45 YAŞ ÜSTÜ OLANLAR RİSK ALTINDA

Türkyılmaz, “Çok su içme, sık sık idrara çıkma, çok yeme, kilo kaybı, görme bulanıklığı, aşırı kaşıntı, tekrarlayan enfeksiyon, mantar enfeksiyonu diyabetin en önemli belirtileri arasındadır. 45 yaş üstünde olan, fazla kilolu olan, ailesinde diyabet hastası olan, hamileliği esnasında diyabet gelişmiş olan kişiler diyabet açısından risk altındadır” diye konuştu.

DİYABET TEDAVİSİ BİR TAKIM İŞİDİR

Türkyılmaz, diyabetin tedavi amacının; hastanın kendini daha iyi hissetmesini sağlamanın ötesinde, diyabet nedeniyle gelişebilen kalp krizi, felç, böbrek yetmezliği, göz problemleri, sinir hasarı ve iyileşmeyen yaralar gibi komplikasyonların önlenmesi olduğuna da dikkat çekerek, “Diyabet tedavisi, bir takım işidir. Merkezde hasta olmak üzere bu takımda; hastaya yardımcı olacak diyabet uzmanı endokrinolog, diyabet hemşiresi ve diyetisyen olmalıdır. Gerektiğinde hastaların göz, kalp, böbrek veya ayak problemleri için ilgili bölümlerle koordineli çalışmaya gidilmelidir. Diyabet tedavisinin bir numaralı amacı; yüksek kan şekeri seviyelerini kontrol altına almaktır. Bunu sağlayacak çeşitli yöntemler vardır. Bunlar; sağlıklı besinler yemek, düzenli egzersiz yapmak, gerekli olması halinde ağızdan ilaçlar veya insülin kullanmak, kan şekeri ölçümleri yapmaktır” şeklinde konuştu.
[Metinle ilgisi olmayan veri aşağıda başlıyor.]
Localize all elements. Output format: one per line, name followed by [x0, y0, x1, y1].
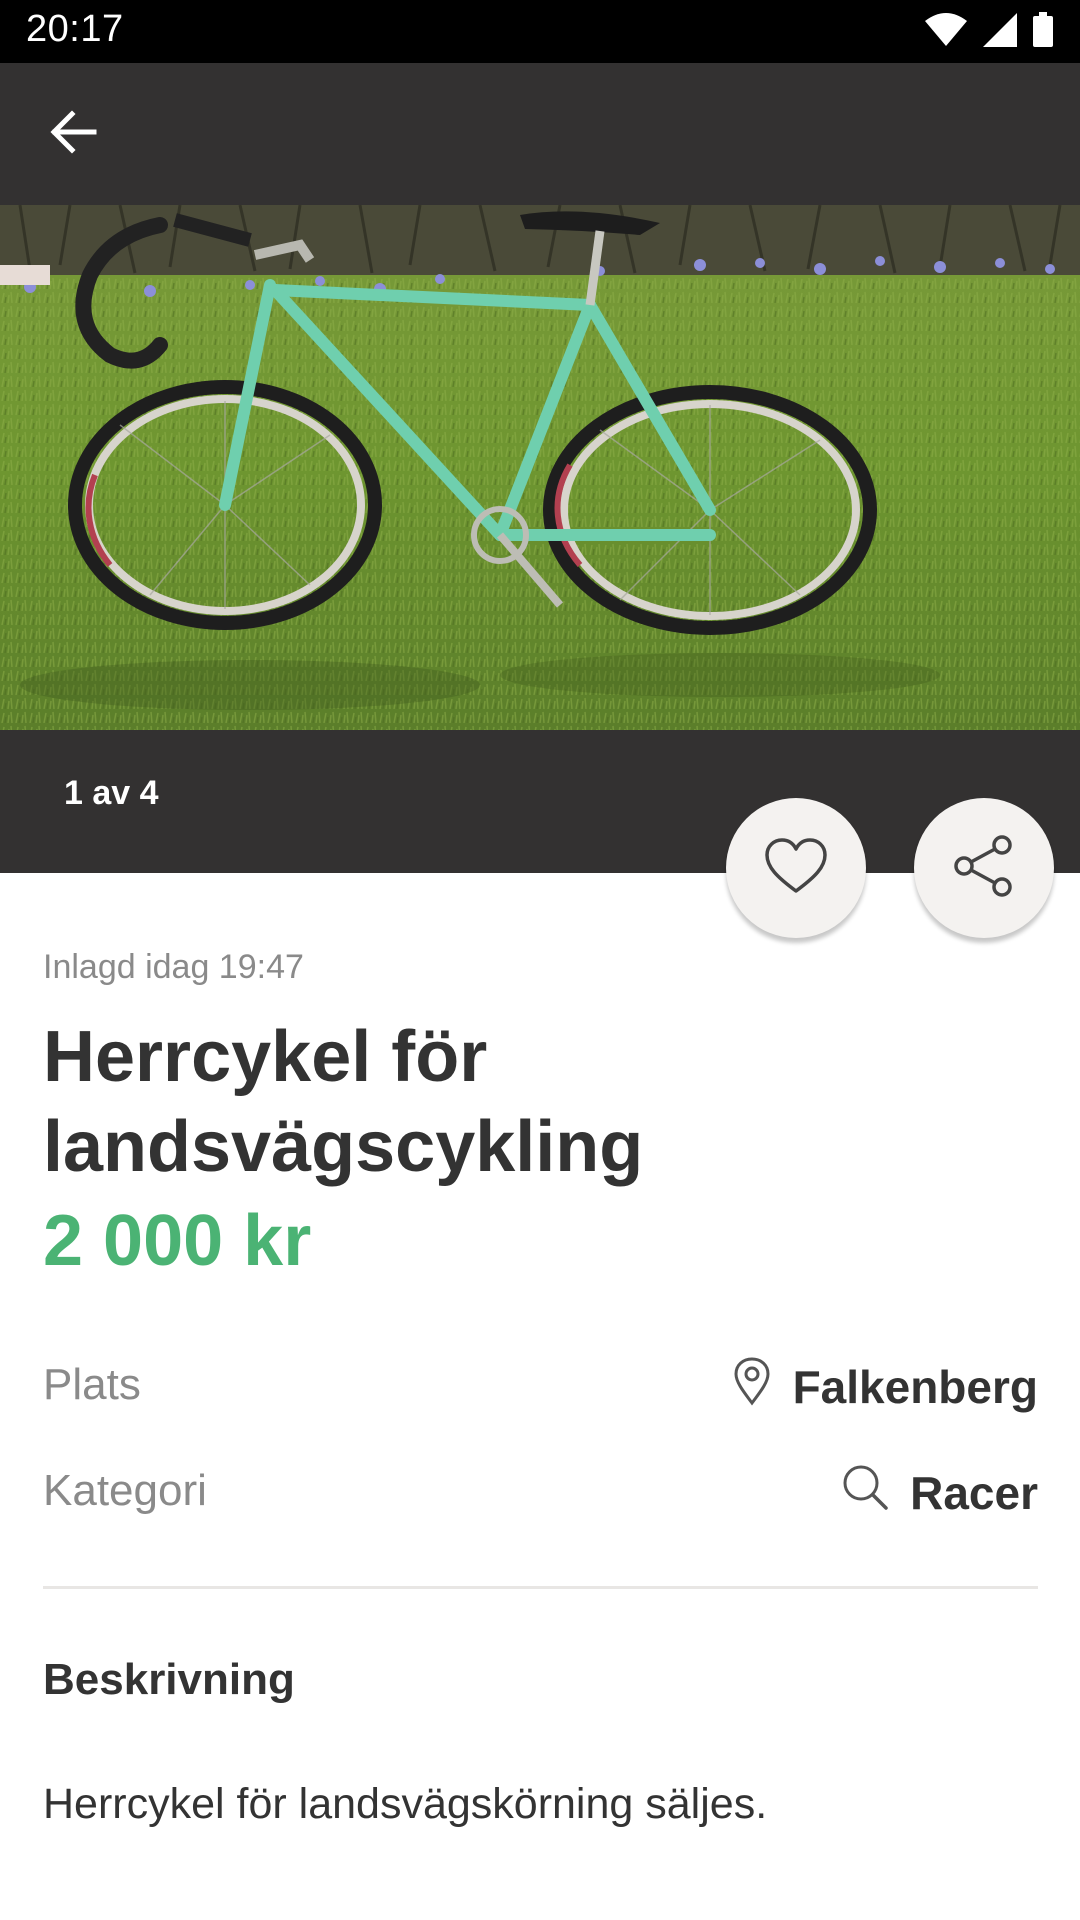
place-link[interactable]: Falkenberg	[731, 1356, 1038, 1417]
favorite-button[interactable]	[726, 798, 866, 938]
category-row: Kategori Racer	[43, 1456, 1038, 1526]
posted-timestamp: Inlagd idag 19:47	[43, 948, 304, 986]
heart-icon	[763, 837, 829, 900]
wifi-icon	[924, 12, 968, 52]
back-button[interactable]	[36, 96, 112, 172]
arrow-left-icon	[50, 109, 98, 159]
category-label: Kategori	[43, 1466, 207, 1515]
location-pin-icon	[731, 1356, 773, 1417]
status-time: 20:17	[26, 8, 124, 50]
search-icon	[840, 1462, 890, 1523]
share-icon	[951, 833, 1017, 904]
image-counter: 1 av 4	[64, 774, 159, 812]
listing-price: 2 000 kr	[43, 1201, 312, 1281]
status-icons	[924, 11, 1054, 53]
signal-icon	[982, 12, 1018, 53]
battery-icon	[1032, 11, 1054, 53]
description-text: Herrcykel för landsvägskörning säljes.	[43, 1780, 768, 1828]
place-row: Plats Falkenberg	[43, 1350, 1038, 1420]
category-link[interactable]: Racer	[840, 1462, 1038, 1523]
listing-image[interactable]	[0, 205, 1080, 730]
category-value: Racer	[910, 1466, 1038, 1519]
status-bar: 20:17	[0, 0, 1080, 63]
app-bar	[0, 63, 1080, 205]
place-label: Plats	[43, 1360, 141, 1409]
listing-title: Herrcykel för landsvägscykling	[43, 1017, 644, 1187]
description-heading: Beskrivning	[43, 1655, 295, 1704]
bicycle-photo	[0, 205, 1080, 730]
divider	[43, 1586, 1038, 1589]
share-button[interactable]	[914, 798, 1054, 938]
place-value: Falkenberg	[792, 1360, 1038, 1413]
3 ANA ÖĞÜN VE 3 ARA ÖĞÜN ŞART

Sağlıklı beslenmek için 3 ana öğün ve 3 ara öğün yemek yemek gerektiğini söyleyen Türkyılmaz, sözlerini şu şekilde bitirdi: “Her öğünde mümkünse sebze ve salata yer almalıdır. Yağ ve tuz gereksinimimiz kadar alınmalı, fazlasından kaçınılmalıdır. Genel prensipler dışında beslenme tedavisi kişiye özgü olmalıdır. Bunun için diyetisyen desteği alınması uygun olur. Diyabetli bireylerin her öğünde salata ve sebze yemesi özellikle kan şekerini hızlı yükselten gıdalara uyumu kolaylaştırır. Ailenizde diyabetli kişiler var ise ya da yukarıdaki belirtilerden en az birini taşıyorsanız mutlaka kayıtlı olduğunuz Aile Sağlığı Merkezine giderek kan şekeri ölçümünüzü yaptırmalısınız.”